The Power of An Apology After Separation
I have spent a good part of my week this week in court.
This is not uncommon for me, and I am finding myself more and more away from the office these days, and instead fighting on the front lines.
Whilst being in court all day may seem glamorous to some (cue the Boston Legal music and glamorous Instagram life façade), the reality is that the Family Court is a place colloquially known amongst Family Lawyers as “the place of broken dreams.”
No one actually starts off their life with the intention of stepping foot into the Family Court. The idea of lengthy delays, arbitrary and protracted litigation couldn’t possibly sound appealing to anyone.
And yet with 1 in 3 marriages now ending in divorce, the queue to have matters dealt with by a Judge in the Family Court mirrors that of an attraction line at Disneyland.
Spend the day in the Family Court and you will come face to face with litigious arguments about who parents better. Who is more equipped to live with the children. Who cleaned more. Who worked more. Who paid more.
Often such arguments seem to be at odds with what was once preceded with sentiments such as “My partner is amazing. I love them. I can’t wait to cook for them and build a life with them.”
What has become more and more apparent working in family law, is that the more anxious, frustrated and litigious a matter is, the more obvious the breakdown of communication between the parties.
In some matters, the breakdown is inevitable and irreparable. In cases of family violence, it would be unreasonable to expect anything different.
Removing those matters from the equation, often we as Lawyers hear the following message conveyed in different ways:
“My partner was not faithful. They never appreciated me. They never communicated with me. They never realised how much I did for them. They were absent.”
What I have come to realise is that more often than not, behind the blame and the hurt, is often the following unspoken message:
“They never said Sorry.”
And there it is. The ugly truth. Words so fundamental to us healing and moving on as human beings. The acknowledgment of error and participating in the breakdown of something which was once so sacred.
Words rarely spoken in the foyer of the Court complex.
Words that have the ability to change the dynamic of a dispute, and to steer the course of litigation onto the path of amicable resolution.
Imagine for a moment instead of Litigants going round for round in the Family Court, exposing their former partners apparent failures and misgivings before a Judge, trying to score points like a World Champion Boxing match, they instead approached their former spouse when the relationship broke down and said:
“I’m sorry. I’m sorry that we didn’t make it. I’m sorry that we are here. I’m sorry for the part that I played in this.”
Simply by saying sorry, the ability to avoid the court process improves dramatically. It has the potential to bring parties closer to settling matters without litigious intervention. It allows trust to be rebuilt and communication to be re-established.
Communication being one of the greatest issues between parties in the family court today.
So, from the front lines, here is my message to you.

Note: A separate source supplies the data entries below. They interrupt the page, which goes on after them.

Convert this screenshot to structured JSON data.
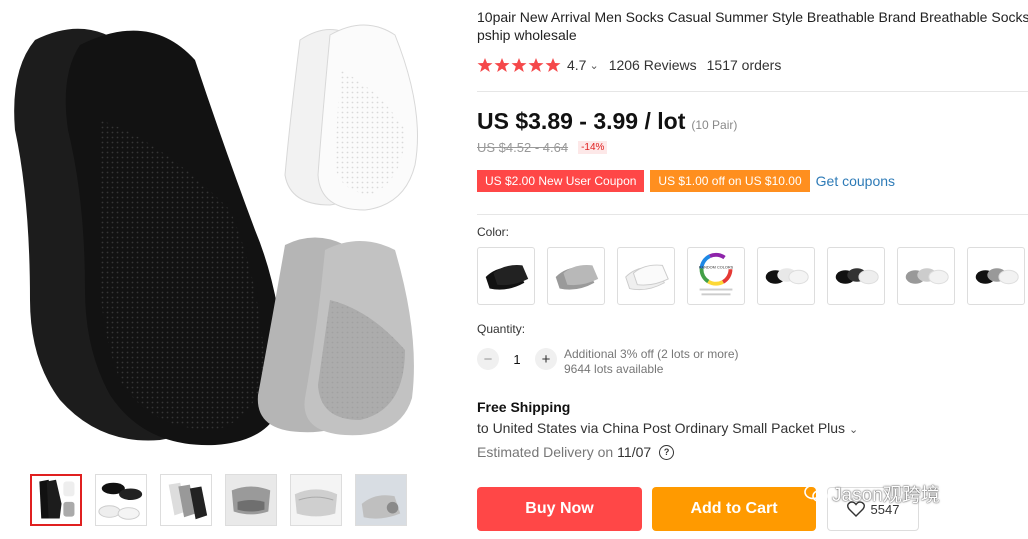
{
  "product": {
    "title": "10pair New Arrival Men Socks Casual Summer Style Breathable Brand Breathable Socks Dro",
    "title_line2": "pship wholesale"
  },
  "rating": {
    "value": "4.7",
    "stars": 5,
    "reviews": "1206 Reviews",
    "orders": "1517 orders"
  },
  "price": {
    "current": "US $3.89 - 3.99 / lot",
    "unit_note": "(10 Pair)",
    "original": "US $4.52 - 4.64",
    "discount": "-14%"
  },
  "coupons": {
    "new_user": "US $2.00 New User Coupon",
    "store": "US $1.00 off on US $10.00",
    "get_label": "Get coupons"
  },
  "color": {
    "label": "Color:",
    "options": [
      {
        "name": "black-socks-option"
      },
      {
        "name": "gray-socks-option"
      },
      {
        "name": "white-socks-option"
      },
      {
        "name": "random-color-option",
        "text": "RANDOM COLORS"
      },
      {
        "name": "black-white-mix-option"
      },
      {
        "name": "black-mix-option"
      },
      {
        "name": "gray-white-mix-option"
      },
      {
        "name": "black-gray-white-mix-option"
      }
    ]
  },
  "quantity": {
    "label": "Quantity:",
    "value": "1",
    "minus": "−",
    "plus": "+",
    "note1": "Additional 3% off (2 lots or more)",
    "note2": "9644 lots available"
  },
  "shipping": {
    "title": "Free Shipping",
    "to": "to United States via China Post Ordinary Small Packet Plus",
    "est_prefix": "Estimated Delivery on",
    "est_date": "11/07",
    "help": "?"
  },
  "actions": {
    "buy_now": "Buy Now",
    "add_to_cart": "Add to Cart",
    "wishlist_count": "5547"
  },
  "watermark": "Jason观跨境",
  "colors": {
    "accent_red": "#ff4747",
    "accent_orange": "#ff9a00",
    "link_blue": "#2e7bb7",
    "star_red": "#f5484a"
  }
}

Before you walk into your Lawyers office, application ready in hand, try it. Say it. Say it wholeheartedly and release yourself from the pain and process involved in litigating Family Court matters.
Open yourself to the possibility of moving on from a place of hurt and start to rebuild your future. A place where communication flows freely.
Once you have taken the plunge, I look forward to assisting you rebuild the rest of your life, in a space of harmony.